Merkong (19.08.2008, 13:48 Uhr)
Wann hören die deutschen Medien auf, Feinbilder und Dämonen zu produzieren?
DEU hat leider zurzeit weltweit Verruf wegen der propagandistische Berichterstattung der deutschen Medien, in der nicht nur Chinesen, sonder Russen, Muslims und alle andere nicht westliche Nationen ewig als Feinde und „Barabre“ dargestellt werden. Meine Frage ist, wann werden die deutschen Medien aufhören, dem deutsche Publikum verzerrtes Bild von anderen Nationen darzustellen? Wann hört die typische deutsche Zensur auf (alle sachlichen und neutralen Berichte über China, Russland, arabische Nationen, Afrika, Lateinamerika werden systematisch ausgefiltert und ausgeblendet)?

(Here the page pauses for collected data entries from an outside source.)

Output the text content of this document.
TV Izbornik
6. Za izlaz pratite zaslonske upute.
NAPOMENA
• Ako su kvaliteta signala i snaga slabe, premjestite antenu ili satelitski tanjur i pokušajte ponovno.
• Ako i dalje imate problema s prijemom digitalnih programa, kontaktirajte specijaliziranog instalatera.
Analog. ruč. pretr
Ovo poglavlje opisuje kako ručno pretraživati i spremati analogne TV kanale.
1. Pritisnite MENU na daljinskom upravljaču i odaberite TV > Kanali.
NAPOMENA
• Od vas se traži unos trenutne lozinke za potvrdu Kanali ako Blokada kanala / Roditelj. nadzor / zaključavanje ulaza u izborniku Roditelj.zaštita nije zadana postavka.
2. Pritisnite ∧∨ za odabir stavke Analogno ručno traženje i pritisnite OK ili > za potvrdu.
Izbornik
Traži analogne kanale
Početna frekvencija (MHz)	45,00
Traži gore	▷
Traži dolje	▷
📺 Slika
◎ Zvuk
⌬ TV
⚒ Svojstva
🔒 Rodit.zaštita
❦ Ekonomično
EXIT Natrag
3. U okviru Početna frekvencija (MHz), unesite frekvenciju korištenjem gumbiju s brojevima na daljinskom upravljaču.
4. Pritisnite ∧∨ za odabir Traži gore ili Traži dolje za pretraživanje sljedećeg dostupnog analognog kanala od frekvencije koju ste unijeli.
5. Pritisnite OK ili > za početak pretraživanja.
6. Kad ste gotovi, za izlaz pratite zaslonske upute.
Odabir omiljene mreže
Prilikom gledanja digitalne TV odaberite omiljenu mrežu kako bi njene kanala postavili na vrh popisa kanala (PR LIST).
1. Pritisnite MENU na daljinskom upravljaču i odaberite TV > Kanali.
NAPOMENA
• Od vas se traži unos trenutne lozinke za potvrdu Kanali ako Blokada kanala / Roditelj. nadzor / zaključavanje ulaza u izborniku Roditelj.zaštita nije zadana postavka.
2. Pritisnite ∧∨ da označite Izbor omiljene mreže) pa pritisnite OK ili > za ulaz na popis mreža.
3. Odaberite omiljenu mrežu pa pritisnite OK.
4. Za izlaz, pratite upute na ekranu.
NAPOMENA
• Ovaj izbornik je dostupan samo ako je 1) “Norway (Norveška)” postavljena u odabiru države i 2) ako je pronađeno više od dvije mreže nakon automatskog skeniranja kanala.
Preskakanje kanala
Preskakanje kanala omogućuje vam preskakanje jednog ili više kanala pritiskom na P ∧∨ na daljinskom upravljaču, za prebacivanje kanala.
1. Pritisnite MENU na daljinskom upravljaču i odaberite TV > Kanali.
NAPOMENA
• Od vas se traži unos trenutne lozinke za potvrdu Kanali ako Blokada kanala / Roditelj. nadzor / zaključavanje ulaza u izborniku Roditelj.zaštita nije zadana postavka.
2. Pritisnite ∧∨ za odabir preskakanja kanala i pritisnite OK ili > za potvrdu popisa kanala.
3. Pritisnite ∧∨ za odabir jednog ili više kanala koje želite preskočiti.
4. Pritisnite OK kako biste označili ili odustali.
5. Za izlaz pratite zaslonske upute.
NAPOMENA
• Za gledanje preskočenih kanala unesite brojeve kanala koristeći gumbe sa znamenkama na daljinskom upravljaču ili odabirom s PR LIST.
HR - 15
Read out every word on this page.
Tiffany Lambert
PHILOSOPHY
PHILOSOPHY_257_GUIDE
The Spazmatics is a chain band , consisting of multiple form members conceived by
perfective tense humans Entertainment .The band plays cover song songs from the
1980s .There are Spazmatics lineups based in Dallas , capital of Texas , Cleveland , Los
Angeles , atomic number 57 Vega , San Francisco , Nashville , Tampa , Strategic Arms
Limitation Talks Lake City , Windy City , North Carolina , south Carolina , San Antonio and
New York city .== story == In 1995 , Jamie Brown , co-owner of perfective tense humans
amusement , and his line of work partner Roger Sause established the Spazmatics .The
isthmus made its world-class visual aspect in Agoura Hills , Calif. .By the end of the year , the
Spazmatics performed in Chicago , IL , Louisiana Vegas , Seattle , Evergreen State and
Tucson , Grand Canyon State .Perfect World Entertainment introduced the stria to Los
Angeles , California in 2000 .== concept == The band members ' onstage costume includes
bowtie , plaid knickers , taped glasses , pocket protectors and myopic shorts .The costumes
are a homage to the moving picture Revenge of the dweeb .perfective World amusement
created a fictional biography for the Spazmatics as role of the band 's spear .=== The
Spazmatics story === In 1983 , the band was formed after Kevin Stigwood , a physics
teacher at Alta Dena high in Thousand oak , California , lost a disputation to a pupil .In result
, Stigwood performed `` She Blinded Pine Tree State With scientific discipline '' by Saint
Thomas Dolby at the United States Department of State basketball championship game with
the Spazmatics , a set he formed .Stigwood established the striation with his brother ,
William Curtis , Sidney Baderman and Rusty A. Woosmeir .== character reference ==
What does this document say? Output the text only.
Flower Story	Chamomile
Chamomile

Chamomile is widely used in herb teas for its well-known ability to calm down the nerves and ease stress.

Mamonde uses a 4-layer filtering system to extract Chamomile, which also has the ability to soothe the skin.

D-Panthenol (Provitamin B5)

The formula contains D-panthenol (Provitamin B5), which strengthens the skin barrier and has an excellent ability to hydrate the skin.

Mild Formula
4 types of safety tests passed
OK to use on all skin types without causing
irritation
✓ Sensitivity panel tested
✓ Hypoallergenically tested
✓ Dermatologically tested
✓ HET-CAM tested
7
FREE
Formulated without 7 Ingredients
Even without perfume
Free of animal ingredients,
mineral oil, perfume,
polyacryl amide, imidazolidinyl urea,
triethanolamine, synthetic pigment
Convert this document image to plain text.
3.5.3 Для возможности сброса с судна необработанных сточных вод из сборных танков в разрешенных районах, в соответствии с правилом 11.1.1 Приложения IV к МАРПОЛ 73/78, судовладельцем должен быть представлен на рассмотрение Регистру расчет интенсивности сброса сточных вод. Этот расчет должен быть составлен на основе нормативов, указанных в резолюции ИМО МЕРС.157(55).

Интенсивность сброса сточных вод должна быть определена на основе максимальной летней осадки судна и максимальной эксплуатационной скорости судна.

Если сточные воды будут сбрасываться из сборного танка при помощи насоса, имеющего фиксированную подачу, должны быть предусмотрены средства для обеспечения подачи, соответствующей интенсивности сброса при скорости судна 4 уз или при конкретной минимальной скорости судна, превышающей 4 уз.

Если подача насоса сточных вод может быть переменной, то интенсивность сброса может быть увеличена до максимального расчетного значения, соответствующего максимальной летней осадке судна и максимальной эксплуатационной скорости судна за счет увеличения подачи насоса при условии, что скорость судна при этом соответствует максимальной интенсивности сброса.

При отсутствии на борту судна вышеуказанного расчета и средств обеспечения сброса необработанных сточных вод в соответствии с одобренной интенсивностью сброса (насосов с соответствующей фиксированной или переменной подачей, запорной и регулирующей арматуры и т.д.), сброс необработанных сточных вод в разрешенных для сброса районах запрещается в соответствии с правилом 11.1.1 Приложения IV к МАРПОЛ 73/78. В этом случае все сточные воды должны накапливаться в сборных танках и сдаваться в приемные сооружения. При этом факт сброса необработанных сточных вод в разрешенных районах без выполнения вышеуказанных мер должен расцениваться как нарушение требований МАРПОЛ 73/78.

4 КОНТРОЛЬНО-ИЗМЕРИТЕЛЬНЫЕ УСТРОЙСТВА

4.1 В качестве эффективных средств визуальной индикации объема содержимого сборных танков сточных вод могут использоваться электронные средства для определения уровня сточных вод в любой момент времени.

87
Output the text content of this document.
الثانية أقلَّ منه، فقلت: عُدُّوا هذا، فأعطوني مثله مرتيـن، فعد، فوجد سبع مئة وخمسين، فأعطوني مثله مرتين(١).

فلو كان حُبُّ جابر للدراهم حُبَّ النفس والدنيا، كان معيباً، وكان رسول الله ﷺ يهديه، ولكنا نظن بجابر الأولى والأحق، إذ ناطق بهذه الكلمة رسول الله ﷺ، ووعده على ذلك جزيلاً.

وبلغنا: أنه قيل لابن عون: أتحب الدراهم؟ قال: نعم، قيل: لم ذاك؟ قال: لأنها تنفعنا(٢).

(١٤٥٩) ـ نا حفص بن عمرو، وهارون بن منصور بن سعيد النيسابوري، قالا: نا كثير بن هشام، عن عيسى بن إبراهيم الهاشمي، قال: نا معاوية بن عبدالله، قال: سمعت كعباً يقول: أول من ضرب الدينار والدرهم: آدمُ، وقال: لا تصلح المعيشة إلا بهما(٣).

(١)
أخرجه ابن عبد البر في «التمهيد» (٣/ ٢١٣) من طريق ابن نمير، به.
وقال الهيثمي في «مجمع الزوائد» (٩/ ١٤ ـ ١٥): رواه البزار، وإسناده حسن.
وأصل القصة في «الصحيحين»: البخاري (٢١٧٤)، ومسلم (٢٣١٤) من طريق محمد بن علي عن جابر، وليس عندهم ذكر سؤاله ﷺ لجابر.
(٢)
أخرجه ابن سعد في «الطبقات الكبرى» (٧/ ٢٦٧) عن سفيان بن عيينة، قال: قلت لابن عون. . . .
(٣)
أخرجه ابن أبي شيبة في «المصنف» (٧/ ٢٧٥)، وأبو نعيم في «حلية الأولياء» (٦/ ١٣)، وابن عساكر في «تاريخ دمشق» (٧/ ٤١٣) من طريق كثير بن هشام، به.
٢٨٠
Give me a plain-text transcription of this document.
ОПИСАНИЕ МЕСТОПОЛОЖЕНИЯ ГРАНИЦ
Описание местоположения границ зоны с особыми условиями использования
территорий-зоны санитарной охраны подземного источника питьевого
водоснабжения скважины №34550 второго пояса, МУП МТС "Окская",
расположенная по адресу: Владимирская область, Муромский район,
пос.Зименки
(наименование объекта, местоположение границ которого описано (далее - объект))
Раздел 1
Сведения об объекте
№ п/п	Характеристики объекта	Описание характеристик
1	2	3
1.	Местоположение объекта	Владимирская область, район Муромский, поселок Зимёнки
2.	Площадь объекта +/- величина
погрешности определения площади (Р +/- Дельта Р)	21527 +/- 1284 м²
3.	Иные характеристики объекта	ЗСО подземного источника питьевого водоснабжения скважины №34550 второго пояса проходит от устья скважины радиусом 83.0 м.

Merkong (19.08.2008, 13:36 Uhr)
Medienbetrug
Durch die absichtlich gewählten Bilder wird psychologisch an den Lesern gedeutet, dass die chinesischen Kinder hart und unmenschlich trainiert werden und die Chinesen unzivilisierte barbarische Nation ist. Leider beim Turnen sind allen Nationen gleich, egal in China, USA und BRD, die Jungen werden leicht trainiert als die Erwachsenen, auch Fabian Hambüchen war vor vier Jahren in Athen wie ein Kind. Aber diese Bilder werden nie sachlich gezeigt, während antichinesische Propaganda als erste Priorität gepflegt wird. Das Ziel liegt darin, die Chinesen müssen niemals gut sein, sie müssen ewig als Schweinerei betrachtet.
Merkong (19.08.2008, 13:28 Uhr)
Die deutsche Logik: andere sind scheiße

Die deutsche Logik:
Die Chinesen haben Spitzenleistungen: sie sind gedopt.
Phelp holt allein 8 Gold: Er muss bestimmt gedopt sein.
Brasilianische Mannschaft gegen deutsche mit 4:1: man muss fragen, ob die gedopt sind.
Nur vergisst man ewig, eigene Sportler streng zu fragen:
Könnt es auch möglich sein, dass deutsche Sportler von Doping beeinflusst werden?
Nein nein, diese Frage wird in Deutschland niemals gestellt. Alle andere sind scheiße, wenn andere unglücklicherweise besser als wir, dann sind sie gedopt. Wir, nur wir, sind immer beste und sauberste.
albundy69 (19.08.2008, 13:04 Uhr)
Zensur
Niemand sollte sich über chinesische Zensur beklagen, wenn auf DIESER Seite Stern-kritische Kommentare und china-objektive Texte im Minutentakt verschwinden !
mramorak (19.08.2008, 12:33 Uhr)
Wirklichkeitsnahe
Eigendlich ein sehr guter Artikel und endlich auch einige Leser-Kommentare, die bei der Wahrheit bleiben.
Es geht doch nicht um das chinesische Volk klein zu machen. Es geht darum den chinesischen Kommunisten zu zeigen, dass sie auf frischer Tat erwischt wurden.
Nach meiner Ansicht geht es der KPC um 2 Ziele: 1. Nach innen, das eigene Volk zu beruhigen - wegen der ungeheueren Kosten und 2. Den Sympathisanten in den demokratischen Ländern Schützenhilfe zu leisten. Die weit links liegende Intellektuellen müssen doch was in der Hand haben, den Jungen Menschen in den demokratien etwas erfolgreiches vorzustellen. Und davon werden die noch lange leben müssen.
SirDidimus (19.08.2008, 12:32 Uhr)
würde man china
ärgern wollen, dann könnte man sagen, dass sie schlechter als die deutschen sind. sie haben das 15fache an einwohnern, also sollten sie auch das 15fache an medalien holen. das wäre nach jetzigem stand 150 goldmedalien. das werden sie aber nicht schaffen.